The existing value that is received from this transmitter is currently treated in the PLC like it was a linear value. i.e. 12mA input to the module is treated as 50% of the scale of the instrument.
If I understand right, the real value for 12mA input to an analog module should be about 25% of the full scale of the instrument.
If this is right, how do I handle this non-linear value from the instrument?

read first reply

But there is no "curve fitting" in a PLC's language.

using the Function Generator (FGEN) inst in RSL5k you do linearisation


The FGEN instruction converts an input based on a piece-wise linear function.

:sigh: TGIF

one more time - read first reply...

the idea is to use your own math skills or help of a tool (excel, curvefit, mathlab or whatever) to find the formula which is close fit or good approximation and works for the application. not all solutions are accurate enough

and then, (once you know what the formula and parameters/coefficients are), you can use math instruction to implement it in language your controller supports (controller happens to be a PLC in this case). this may require series of rungs and ADD, MUL, DIV, CPT or whatever blocks your controller supports and furmula needs.

Ok I see what you mean now.

There is no need for a curve fit. We already discussed the formula.
Use a SQR instruction. use floating point because the values will be from 0 to 1.
SQR F8:0 F8:1 (substitute in your own floating point addresses)

Don't forget to scale the input to be a Float point that ranges 0-1 (0-100%)
DIV input inrange (substitute in your own addresses)

and when you get the Square root result F8:1, scale(multiply) it by the flow range.
MUL F8:1 outrange (substitute in your own addresses)

**one other option is to set up the transmitter to squareroot it's output. Then you would not need any math in the PLC except to scale it.

That is what my boss told me too, set the transmitter to squareroot its output. And he also just showed me an old signal isolator which apparently does a similar function "back in the day".
I'm just not getting my mind around it, All I have ever had to do prior to this discovery is to take the 0-4096 counts from the analog module,multiply by a scaling factor and then display it. Works fine for a level transmitter. But this has taken an interesting turn.

I'll do some experiments with your instructions and the tranmitter and start another thread if I have more intelligent questions.
I am getting the "You should have this figured out by now" vibe.

It's probably justified.

Thanks again

fitting curves takes into account scaling as well (or can be used for scaling alone
for that matter). nice thing about it is that you get alternatives. most PLCs do have
more than basic math instructions but this is not always the case and PLC is not
the only controler ever used either.

i don't want to do your work, i'm just trying to point you in the right direction (universal solution).
i was tryng to show you this so you can get through any situation, not just your current project
which is extremly simple, formulas are known etc.
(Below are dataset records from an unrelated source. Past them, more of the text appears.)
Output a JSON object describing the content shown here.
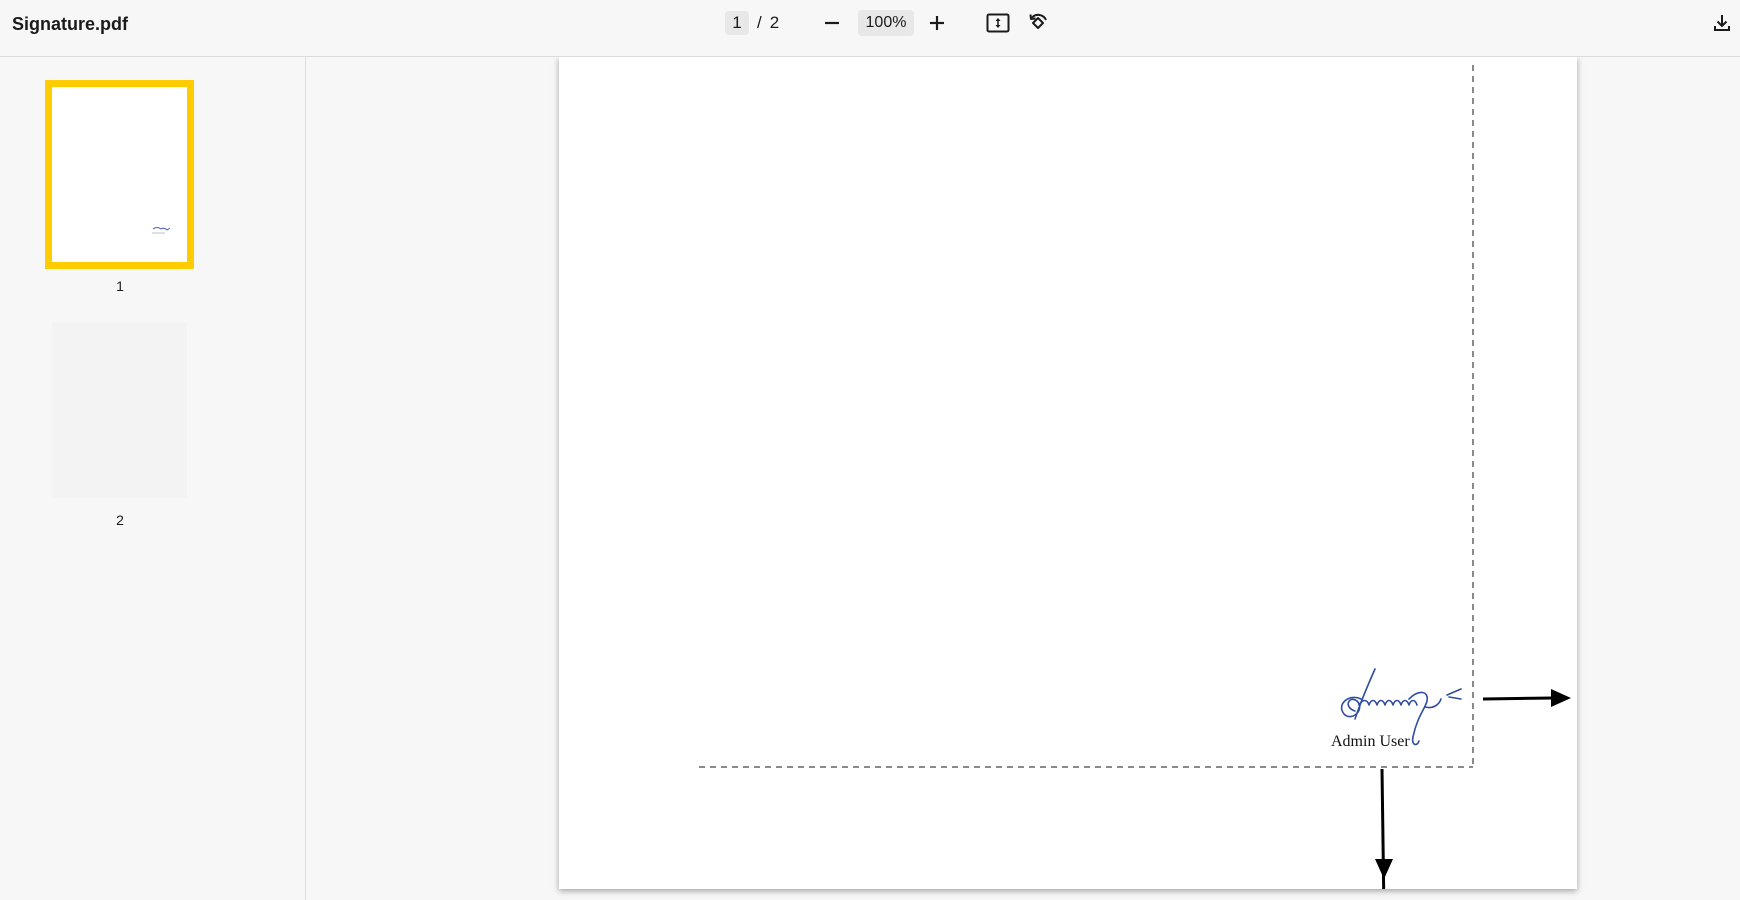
{
  "window": {
    "title": "Signature.pdf"
  },
  "toolbar": {
    "current_page": "1",
    "separator": "/",
    "total_pages": "2",
    "zoom": "100%",
    "icons": {
      "zoom_out": "minus-icon",
      "zoom_in": "plus-icon",
      "fit": "fit-page-icon",
      "rotate": "rotate-icon",
      "download": "download-icon"
    }
  },
  "sidebar": {
    "thumbnails": [
      {
        "label": "1",
        "selected": true
      },
      {
        "label": "2",
        "selected": false
      }
    ]
  },
  "document": {
    "signer_name": "Admin User"
  },
  "colors": {
    "accent": "#ffcc00",
    "signature_ink": "#2f4da0",
    "background": "#f7f7f7"
  }
}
sometimes one function is represented or approximated by different function (this can be
very handy if your controller does not have some particular instruction built in). not all devices will
have output that follow simple mathematical function (linar or square root).
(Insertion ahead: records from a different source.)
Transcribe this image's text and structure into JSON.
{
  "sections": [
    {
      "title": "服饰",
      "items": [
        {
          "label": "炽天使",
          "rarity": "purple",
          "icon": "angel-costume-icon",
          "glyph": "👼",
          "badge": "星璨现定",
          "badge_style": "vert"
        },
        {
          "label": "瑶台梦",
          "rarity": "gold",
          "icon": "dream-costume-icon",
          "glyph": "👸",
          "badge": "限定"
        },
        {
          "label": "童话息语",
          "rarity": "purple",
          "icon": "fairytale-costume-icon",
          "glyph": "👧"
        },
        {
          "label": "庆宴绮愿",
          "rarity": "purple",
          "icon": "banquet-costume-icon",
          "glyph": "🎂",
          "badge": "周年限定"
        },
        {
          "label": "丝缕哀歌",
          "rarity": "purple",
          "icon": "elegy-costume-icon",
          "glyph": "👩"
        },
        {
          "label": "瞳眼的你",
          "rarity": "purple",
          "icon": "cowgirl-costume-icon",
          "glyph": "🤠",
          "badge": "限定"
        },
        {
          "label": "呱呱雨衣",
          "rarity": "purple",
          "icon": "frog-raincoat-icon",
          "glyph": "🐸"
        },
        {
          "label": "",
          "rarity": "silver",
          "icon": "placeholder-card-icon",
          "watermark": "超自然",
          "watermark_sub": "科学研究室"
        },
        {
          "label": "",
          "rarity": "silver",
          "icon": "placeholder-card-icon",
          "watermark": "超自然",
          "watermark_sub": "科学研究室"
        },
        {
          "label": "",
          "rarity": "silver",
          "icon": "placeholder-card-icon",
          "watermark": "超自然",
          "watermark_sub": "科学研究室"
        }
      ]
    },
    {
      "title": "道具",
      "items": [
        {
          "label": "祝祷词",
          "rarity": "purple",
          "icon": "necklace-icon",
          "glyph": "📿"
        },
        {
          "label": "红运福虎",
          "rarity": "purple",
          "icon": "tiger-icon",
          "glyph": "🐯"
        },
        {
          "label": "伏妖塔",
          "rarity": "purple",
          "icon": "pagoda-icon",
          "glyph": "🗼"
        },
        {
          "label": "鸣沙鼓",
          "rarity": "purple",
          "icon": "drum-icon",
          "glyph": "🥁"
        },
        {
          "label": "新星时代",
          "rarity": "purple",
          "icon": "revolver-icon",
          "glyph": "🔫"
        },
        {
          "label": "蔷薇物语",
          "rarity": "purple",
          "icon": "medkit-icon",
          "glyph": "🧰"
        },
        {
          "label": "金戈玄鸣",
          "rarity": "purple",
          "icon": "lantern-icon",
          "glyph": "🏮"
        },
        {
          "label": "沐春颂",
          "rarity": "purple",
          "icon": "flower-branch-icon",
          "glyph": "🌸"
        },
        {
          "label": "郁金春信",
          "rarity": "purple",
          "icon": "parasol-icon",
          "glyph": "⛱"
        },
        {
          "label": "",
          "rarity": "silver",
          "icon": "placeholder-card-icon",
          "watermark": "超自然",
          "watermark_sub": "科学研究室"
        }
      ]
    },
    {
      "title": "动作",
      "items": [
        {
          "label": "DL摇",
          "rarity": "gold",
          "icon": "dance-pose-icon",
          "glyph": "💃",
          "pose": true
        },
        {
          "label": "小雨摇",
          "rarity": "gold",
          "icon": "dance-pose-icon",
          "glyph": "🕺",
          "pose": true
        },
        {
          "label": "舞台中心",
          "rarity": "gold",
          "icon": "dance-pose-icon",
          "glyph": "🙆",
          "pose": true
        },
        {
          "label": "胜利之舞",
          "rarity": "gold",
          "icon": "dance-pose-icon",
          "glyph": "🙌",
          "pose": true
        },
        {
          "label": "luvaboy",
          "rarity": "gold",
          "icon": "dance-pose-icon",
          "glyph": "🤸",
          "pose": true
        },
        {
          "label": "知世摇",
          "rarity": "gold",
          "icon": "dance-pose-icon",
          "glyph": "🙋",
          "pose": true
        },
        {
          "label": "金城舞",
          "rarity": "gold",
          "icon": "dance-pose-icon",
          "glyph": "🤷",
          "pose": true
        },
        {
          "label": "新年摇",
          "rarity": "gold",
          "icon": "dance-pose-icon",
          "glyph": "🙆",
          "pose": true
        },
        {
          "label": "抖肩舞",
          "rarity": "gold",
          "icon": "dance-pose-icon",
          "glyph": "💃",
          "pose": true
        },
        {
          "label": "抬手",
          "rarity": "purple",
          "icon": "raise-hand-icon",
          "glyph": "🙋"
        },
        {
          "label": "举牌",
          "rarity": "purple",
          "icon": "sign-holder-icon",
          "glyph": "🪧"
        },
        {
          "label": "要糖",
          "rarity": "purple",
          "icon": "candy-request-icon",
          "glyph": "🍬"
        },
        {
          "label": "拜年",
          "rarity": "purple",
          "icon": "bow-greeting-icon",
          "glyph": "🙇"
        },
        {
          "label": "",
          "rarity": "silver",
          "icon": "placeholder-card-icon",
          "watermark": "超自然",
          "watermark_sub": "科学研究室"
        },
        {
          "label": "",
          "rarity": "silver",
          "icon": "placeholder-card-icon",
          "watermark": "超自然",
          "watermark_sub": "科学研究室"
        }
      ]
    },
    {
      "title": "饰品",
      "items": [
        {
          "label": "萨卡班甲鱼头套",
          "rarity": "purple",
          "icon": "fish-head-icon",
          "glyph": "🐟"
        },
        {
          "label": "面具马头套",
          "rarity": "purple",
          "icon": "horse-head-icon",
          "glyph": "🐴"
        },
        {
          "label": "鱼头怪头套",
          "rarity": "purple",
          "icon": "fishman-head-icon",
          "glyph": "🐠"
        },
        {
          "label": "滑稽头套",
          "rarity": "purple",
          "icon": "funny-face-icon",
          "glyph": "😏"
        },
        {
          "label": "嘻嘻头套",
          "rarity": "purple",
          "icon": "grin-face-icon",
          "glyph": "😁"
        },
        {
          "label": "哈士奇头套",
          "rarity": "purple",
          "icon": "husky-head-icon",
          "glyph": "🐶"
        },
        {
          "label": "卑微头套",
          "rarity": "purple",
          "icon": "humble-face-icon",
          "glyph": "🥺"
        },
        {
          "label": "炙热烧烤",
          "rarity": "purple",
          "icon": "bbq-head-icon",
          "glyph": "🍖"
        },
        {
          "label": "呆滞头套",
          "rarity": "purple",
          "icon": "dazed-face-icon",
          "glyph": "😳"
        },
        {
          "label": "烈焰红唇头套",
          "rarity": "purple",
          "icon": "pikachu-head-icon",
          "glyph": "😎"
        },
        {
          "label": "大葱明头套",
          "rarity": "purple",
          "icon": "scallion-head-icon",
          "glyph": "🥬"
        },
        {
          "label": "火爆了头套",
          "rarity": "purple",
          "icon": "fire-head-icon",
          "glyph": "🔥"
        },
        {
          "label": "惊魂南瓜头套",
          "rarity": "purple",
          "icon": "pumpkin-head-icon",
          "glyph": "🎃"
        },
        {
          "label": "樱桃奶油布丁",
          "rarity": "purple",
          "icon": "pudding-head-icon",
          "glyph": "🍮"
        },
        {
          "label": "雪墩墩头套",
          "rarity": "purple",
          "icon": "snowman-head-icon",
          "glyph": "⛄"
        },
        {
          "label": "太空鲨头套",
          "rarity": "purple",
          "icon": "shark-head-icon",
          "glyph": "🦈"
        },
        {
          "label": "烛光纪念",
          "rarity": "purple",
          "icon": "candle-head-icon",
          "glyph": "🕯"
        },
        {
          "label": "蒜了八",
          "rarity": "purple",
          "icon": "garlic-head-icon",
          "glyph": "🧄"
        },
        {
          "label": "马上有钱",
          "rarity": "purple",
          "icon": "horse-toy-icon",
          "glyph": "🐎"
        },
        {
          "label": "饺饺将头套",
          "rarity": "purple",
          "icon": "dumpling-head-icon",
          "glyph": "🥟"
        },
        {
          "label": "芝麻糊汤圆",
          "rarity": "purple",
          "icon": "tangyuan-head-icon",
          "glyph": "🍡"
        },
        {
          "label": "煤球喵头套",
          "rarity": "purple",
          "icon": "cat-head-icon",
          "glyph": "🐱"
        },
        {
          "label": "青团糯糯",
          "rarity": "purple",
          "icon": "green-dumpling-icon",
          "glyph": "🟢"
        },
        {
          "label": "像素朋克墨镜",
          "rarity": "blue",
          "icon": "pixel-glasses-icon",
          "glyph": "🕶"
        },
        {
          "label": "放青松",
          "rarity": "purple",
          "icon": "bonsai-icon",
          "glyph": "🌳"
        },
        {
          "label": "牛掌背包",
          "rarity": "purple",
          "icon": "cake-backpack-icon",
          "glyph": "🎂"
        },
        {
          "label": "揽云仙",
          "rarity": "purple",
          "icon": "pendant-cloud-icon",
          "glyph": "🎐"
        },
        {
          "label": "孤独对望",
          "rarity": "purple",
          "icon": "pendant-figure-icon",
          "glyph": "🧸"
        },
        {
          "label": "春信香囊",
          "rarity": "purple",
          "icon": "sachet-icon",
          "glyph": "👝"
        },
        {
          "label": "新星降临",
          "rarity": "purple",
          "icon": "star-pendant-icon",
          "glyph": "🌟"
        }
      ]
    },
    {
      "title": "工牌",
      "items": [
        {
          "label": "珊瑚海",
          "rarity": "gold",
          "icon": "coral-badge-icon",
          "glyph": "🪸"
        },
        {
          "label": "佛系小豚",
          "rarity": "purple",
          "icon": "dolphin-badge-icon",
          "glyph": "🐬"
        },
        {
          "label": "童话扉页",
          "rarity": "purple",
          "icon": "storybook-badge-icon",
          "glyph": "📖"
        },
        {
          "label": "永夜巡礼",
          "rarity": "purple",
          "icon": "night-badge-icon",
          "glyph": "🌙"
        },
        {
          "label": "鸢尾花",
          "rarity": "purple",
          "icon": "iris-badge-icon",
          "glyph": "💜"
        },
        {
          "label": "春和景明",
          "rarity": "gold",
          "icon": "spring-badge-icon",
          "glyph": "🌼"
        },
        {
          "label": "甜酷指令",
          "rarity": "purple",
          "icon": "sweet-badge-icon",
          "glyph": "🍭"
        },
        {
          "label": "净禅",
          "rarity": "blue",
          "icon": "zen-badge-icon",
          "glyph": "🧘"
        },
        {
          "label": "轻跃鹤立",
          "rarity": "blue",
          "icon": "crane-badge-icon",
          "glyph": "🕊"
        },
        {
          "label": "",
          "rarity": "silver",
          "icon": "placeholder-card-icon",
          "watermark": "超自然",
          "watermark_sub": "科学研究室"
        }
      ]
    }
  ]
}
consider this. so far you struggled with basics (just a linear conversion and root function).
i'm not sure you will be able to find coefficients for inverse function to do your application.
curveexpert does it for you (yes it has square and square root functions as well, it has bunch
of others and it can make recommendations which fit to use) so you will not have to
come up with difficult answers if your boss or customer start asking quastions.

it's just a tool, not more not less. you can laugh at if you can do better job by hand or praise it
if it saves you time and headacke... good luck

I get what you are saying ; Teach me to fish and feed myself.
I appreciate all the help and I will be looking at it till I get it.

The easiest solution is to configure the transmitter for square root output and then all you have to do is scale the analog input. The value will be linear to flow (not pressure)

That would indeed solve it, and is what will happen, but I still will have to feed the neurons on this subject. Can't have the machine do all the work!